Dancers, musicians, actors, even visual artists can perform their craft and reap the rewards fairly quickly. Writers must plod along, hammering ideas into words with no supportive fans standing behind them shouting, “Well done, bravo!”

As a writer, you must create your own motive and reward for doing the work. When inspiration fails you, when you are tired or bored with writing, what is your raison d’etre? What keeps you going?

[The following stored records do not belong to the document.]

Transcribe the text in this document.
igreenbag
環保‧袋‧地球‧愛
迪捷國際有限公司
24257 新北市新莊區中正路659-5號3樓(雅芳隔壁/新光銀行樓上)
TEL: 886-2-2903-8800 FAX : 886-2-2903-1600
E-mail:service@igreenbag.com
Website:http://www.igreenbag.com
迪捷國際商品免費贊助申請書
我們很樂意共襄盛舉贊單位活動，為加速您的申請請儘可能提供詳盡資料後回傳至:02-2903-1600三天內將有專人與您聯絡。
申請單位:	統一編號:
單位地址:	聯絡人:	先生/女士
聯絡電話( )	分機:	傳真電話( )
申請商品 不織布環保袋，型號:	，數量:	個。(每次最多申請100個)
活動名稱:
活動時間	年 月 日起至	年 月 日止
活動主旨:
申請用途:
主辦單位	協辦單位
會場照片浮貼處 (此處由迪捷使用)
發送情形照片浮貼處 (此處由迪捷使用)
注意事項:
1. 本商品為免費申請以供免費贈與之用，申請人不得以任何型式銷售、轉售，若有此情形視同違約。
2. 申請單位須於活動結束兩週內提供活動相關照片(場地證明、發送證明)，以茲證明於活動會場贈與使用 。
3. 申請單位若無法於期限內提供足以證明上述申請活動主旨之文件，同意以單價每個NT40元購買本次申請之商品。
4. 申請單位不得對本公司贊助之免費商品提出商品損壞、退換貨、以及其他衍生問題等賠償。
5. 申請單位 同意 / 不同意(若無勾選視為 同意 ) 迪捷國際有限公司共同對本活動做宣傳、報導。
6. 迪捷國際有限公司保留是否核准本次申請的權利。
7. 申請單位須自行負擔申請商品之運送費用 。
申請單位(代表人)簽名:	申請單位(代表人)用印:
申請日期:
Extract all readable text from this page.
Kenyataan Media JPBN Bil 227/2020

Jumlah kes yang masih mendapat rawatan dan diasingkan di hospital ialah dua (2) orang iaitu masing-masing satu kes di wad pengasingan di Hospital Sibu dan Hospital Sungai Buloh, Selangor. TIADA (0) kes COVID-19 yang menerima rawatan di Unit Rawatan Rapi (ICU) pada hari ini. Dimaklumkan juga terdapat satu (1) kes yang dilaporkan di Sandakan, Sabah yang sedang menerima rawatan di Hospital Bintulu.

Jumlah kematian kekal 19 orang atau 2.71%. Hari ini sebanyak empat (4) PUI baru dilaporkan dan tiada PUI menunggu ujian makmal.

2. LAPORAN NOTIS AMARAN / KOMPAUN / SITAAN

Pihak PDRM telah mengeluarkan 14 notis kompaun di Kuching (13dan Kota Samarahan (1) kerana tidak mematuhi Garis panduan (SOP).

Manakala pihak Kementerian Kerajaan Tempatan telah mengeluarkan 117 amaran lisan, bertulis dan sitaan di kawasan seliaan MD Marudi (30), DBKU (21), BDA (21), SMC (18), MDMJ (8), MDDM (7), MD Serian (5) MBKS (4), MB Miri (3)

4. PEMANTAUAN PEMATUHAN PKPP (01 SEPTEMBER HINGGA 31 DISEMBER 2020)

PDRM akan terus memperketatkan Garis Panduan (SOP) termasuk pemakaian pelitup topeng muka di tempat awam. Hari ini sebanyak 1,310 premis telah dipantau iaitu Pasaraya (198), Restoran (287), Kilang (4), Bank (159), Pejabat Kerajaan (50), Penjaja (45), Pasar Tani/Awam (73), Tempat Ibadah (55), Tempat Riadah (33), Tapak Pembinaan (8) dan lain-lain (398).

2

If you would like to harness a deeper sense of purpose and fulfillment around your writing work, here are some suggestions you might consider:

  1. Shift your focus. As you begin to write the very first word, shift your focus away from yourself or the thought process of writing and move it to your reader. Ask yourself repeatedly, “How can I serve, and what can I offer my beloved reader?” See the act of writing, not just the finished product, as a gift of love to the world. When you focus on serving, you create a vision for your writing that provides inspiration and direction.
  2. Write from the heart. Be real and authentic in your writing. Open yourself to feeling what your readers might be experiencing and respond to their needs as though you were a trusted friend. Put your reader’s needs first, and let your emotions around those needs guide your ideas and words.
  3. Share personal stories, even if you do that through a fictional character. Draw from your own experiences and be willing to reveal some of your flaws and failures. If people can relate to you, they can grow and learn from what you have to say. We all love a great story!
  4. Be a teacher. People are hungry to learn. Find ways to share new ideas, skills and concepts with your reader without sounding preachy or condescending. Do your research and give them something solid to take away from the experience of reading your writing. Reading for pleasure is great, but reading for pleasure with benefits is even better. I love historical fiction for this very reason.
  5. Lift them up and inspire them. In a world fraught with bad news, ugly and horrifying images, and mean-spirited commentary, become a source of vision and illumination. If you believe in some form of divine intelligence or in just plain goodness, imbue your writing with a heavy dose of it. People crave sources of inspiration and hope. Be one of those sources. Let your writing reflect the best parts of your psyche and soul.
  6. Make them laugh. If you have ever read a book by David Sedaris (Me Talk Pretty One Day and When You Are Engulfed in Flames), you’ve seen how he can transform the most mundane or pathetic life situation into a laugh-out-loud vignette that is wildly entertaining and fun to read. If you are downright funny or even just a little witty, please share that with the world. We need to laugh and see the humor in the inanities of life. It’s good for the soul.
  7. Stay tuned-in and inquisitive. Get out of the house and step away from the computer. Go out and find your readers. Observe and listen to people. Keep a little notebook in your pocket and write down ideas and inspiration you receive from your observations and interactions with people. Ask your readers thoughtful and probing questions about their interests, their worries, and their hopes and dreams. Your readers are your best resource for topics and inspiration, so go out there and meet them.
  8. Leave a legacy. Remember Randy Pausch, the professor at Carnegie Mellon University with pancreatic cancer, who wrote The Last Lecture? His real last lecture at Carnegie Mellon was part of a lecture series where top academics were asked to think deeply about what matters to them and give a hypothetical final talk.For Randy, knowing he had a short time to live, it wasn’t hypothetical. His real motivation was to leave a legacy for his children. I don’t mean to sound morbid, but shouldn’t we all have that motivation?

Knowing why you write

What will be your legacy? Is your writing part of that? If so, then write every day like it is your last lecture and leave the stamp of your creative service on the world.